一位衣衫褴褛的苍苍老者背着把破旧胡琴,急张张推门进店,被门槛绊了个踉跄差点摔倒;身后布衣荆环赶紧扶住他的应该是他女儿,看样子年纪约摸十七八岁,大概是急着赶路云鬓松松地半散着,脸色苍白模样也还算乖巧,看着挺叫人怜惜。
“爹,小心点,这边坐。”女儿娇声道,声音甜腻,一听便是个唱曲子的。
“老丈请坐!”高玄武心想自己要装得像一点,赶紧从柜台里出来假装殷勤,先倒上两杯热茶,又赔着笑脸问:“小店虽小东西还是有一些,两位先喘口气,来点什么?”
老者嗫嚅半天:“…来碗热汤面……”伸手在怀里摸索半天掏出几个铜板递给高玄武,“秀姑吃吧,我还有馒头……”说着打开包裹,里面放着半个馒头,早已硬成了石头。
“爹!”秀姑一把抢过馒头,眼圈儿一下子红了。“别吃这个了,你吃面吧,我不饿。”
“傻丫头,怎么能不饿呢?乖,你多吃点,吃饱了才有劲儿唱,唱好了挣铜板子给爹买肉吃,啊!”
高玄武看得心下不忍,忙高声吩咐厨房道:“一碗热汤面,要大碗的!”里头陆墨应了,高玄武见他父女着实可怜,又问道:“老伯,打哪方来?”
“五乡镇,听说黑龙岗的山贼要下来,人就都跑了。我们父女本不是本地人,一下子没了去处,听人说前边有个六坪村就奔这头来,没想到跑了这大半日都不见个人,不会是走错了?”
高玄武知道过了这芦花荡前头是有个六坪村,不过走雷津渡确实是条远路,金璜当初叫他来这儿只是为了守住这个口,更多的人手她放在了近路的方平渡。这对父女看来真不是本地人绕了个远,冤枉跑了这些路。

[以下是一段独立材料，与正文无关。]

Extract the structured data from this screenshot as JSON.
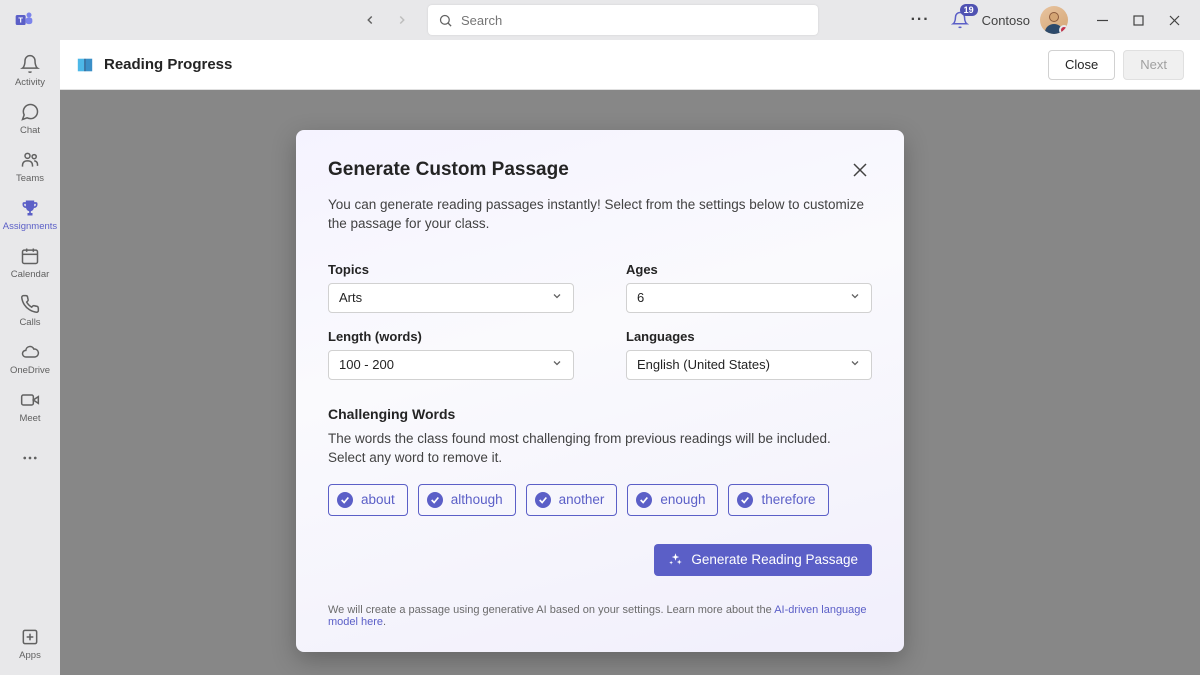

“是有的,虽然您老绕了个路但还是能到,过了这芦花荡就是。”
“哦…能到就好,就好……”老者舒了口气脸色稍缓,眉目间也少了几分担忧,秀姑也喜上眉梢冲着高玄武羞涩一笑,一时间高玄武突然觉得她其实长得还挺好看的……
“面来了!”
陆墨端着小盆似的面碗出来,果真是萧青儿的手艺,雪白的面汤上飘着翠绿的葱花儿,不见肉丝油珠却实实在在地满盆生香。老者一见这面的超常分量便知是店家故意招待,一迭声道谢不止,又招呼女儿赶紧吃面;秀姑非说自己不饿吃不了,老者便不再推辞,父女两人一人一口一起吃着这热腾腾的面条。高玄武见状悄悄退回柜台里头,心里也跟着热乎起来,心想这也算是做了好事功德一件,不知不觉多了几分欢喜,对秀姑也多瞧了两眼;谁知秀姑也似有意,总若有若无地眼波流转脉脉含情,高玄武看似若无其事内心怦怦跳得厉害,不敢再看只得低头佯装算账,将手中算盘噼里啪啦拨了个山响。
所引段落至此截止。